Thanks for the quick response.

Alas, that does not the trick. But for other reasons.

If you were to change the value of an input, and then update the caret position within the same field, IE9 can't do it properly during the same "frame"

In the input event handler I had something like

  input.value = strVal;
  input.setSelectionRange(caretPos, caretPos);

My guess : IE9 resets the input value to "" first, then somewhat schedules a value change later. Because the input value is empty input.setSelectionRange() moves the caret to the end of the empty string. When IE9 applies the value, it also remembers to move the caret, but it is moved to the end of the string value.
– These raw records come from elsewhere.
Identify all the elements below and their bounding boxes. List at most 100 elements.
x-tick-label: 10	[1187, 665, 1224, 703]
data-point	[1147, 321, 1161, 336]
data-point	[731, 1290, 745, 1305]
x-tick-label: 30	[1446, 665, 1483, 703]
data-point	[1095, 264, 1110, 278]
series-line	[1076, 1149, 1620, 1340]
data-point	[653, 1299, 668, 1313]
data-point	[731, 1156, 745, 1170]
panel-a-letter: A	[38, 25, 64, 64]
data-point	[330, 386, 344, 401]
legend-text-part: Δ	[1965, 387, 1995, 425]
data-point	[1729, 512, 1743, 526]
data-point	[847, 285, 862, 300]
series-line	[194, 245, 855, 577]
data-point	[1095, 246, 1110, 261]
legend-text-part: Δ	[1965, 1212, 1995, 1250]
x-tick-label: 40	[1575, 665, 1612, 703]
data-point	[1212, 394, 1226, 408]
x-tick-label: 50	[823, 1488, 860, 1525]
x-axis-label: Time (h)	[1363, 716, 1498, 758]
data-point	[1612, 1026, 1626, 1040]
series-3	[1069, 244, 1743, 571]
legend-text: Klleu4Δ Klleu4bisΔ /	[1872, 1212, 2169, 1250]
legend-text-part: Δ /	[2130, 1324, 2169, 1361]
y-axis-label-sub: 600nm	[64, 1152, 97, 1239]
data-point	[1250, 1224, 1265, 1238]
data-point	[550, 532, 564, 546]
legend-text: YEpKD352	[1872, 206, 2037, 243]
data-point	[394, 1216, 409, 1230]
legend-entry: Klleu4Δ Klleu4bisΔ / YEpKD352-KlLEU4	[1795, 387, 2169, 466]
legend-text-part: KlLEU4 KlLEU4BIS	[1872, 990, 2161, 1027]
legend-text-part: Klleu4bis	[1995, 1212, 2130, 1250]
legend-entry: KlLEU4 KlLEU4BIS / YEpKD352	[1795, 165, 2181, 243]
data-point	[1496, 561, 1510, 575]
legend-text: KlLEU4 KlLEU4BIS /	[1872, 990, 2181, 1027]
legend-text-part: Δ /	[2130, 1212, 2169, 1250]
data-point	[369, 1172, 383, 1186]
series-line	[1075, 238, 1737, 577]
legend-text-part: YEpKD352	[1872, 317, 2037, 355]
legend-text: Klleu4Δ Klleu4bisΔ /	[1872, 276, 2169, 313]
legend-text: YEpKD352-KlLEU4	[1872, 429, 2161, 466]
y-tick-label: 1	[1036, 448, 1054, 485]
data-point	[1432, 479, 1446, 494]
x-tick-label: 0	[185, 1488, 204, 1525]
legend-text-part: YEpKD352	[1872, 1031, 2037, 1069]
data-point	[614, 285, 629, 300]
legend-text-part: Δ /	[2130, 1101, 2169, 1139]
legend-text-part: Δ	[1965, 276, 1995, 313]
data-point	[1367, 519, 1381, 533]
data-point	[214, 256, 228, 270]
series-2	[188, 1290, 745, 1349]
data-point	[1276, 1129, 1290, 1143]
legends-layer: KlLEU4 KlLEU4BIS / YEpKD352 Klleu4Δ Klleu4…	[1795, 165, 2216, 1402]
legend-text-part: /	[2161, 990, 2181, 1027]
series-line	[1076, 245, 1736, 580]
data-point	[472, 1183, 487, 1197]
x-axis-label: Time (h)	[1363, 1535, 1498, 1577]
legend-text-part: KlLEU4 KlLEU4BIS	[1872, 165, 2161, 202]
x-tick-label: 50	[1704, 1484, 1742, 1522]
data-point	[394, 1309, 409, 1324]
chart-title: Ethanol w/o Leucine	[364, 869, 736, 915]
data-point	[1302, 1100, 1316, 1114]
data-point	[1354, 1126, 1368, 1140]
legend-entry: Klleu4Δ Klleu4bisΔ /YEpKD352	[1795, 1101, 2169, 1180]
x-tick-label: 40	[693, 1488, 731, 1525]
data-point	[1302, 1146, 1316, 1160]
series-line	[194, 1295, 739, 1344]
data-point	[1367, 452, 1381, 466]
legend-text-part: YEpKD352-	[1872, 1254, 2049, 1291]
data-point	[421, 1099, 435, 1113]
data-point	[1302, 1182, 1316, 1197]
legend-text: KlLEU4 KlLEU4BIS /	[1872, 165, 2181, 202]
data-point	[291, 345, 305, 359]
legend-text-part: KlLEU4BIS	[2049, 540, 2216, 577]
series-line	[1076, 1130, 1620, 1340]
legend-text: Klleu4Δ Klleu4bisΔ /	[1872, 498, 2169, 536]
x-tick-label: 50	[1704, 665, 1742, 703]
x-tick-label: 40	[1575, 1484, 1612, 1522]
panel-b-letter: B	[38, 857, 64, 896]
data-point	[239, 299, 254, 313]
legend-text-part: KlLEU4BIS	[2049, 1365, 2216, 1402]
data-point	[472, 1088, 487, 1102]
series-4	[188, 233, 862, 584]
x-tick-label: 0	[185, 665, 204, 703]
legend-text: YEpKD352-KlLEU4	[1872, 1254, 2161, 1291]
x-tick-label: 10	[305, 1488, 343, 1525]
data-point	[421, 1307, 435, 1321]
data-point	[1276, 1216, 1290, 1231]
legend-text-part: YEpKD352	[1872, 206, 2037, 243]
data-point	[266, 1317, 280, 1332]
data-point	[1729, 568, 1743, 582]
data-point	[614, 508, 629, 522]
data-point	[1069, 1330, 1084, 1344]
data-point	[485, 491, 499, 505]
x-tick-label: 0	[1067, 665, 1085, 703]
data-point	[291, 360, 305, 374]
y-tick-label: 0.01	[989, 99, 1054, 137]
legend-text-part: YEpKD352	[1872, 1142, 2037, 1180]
The behaviour has been fixed in later IE versions

A workaround is to use setTimeout() to delay the call to setSelectionRange()

  input.value = strVal;
  setTimeout(function () {
    input.setSelectionRange(caretPos, caretPos);
  }, 0);

But calling setSelectionRange() on an input also force the focus back to the input field.

And the last straw, switching focus between inputs does trigger selectionChange events, before any focus or blur events (I checked)

So, with the suggested change, whenever the focus is switched away from an text input, a selectionchange is fired, which triggers a synthetic input (ok) But because my input handler delays a setSelectionRange(), the focus is put right back to the text input, thus the user is "trapped".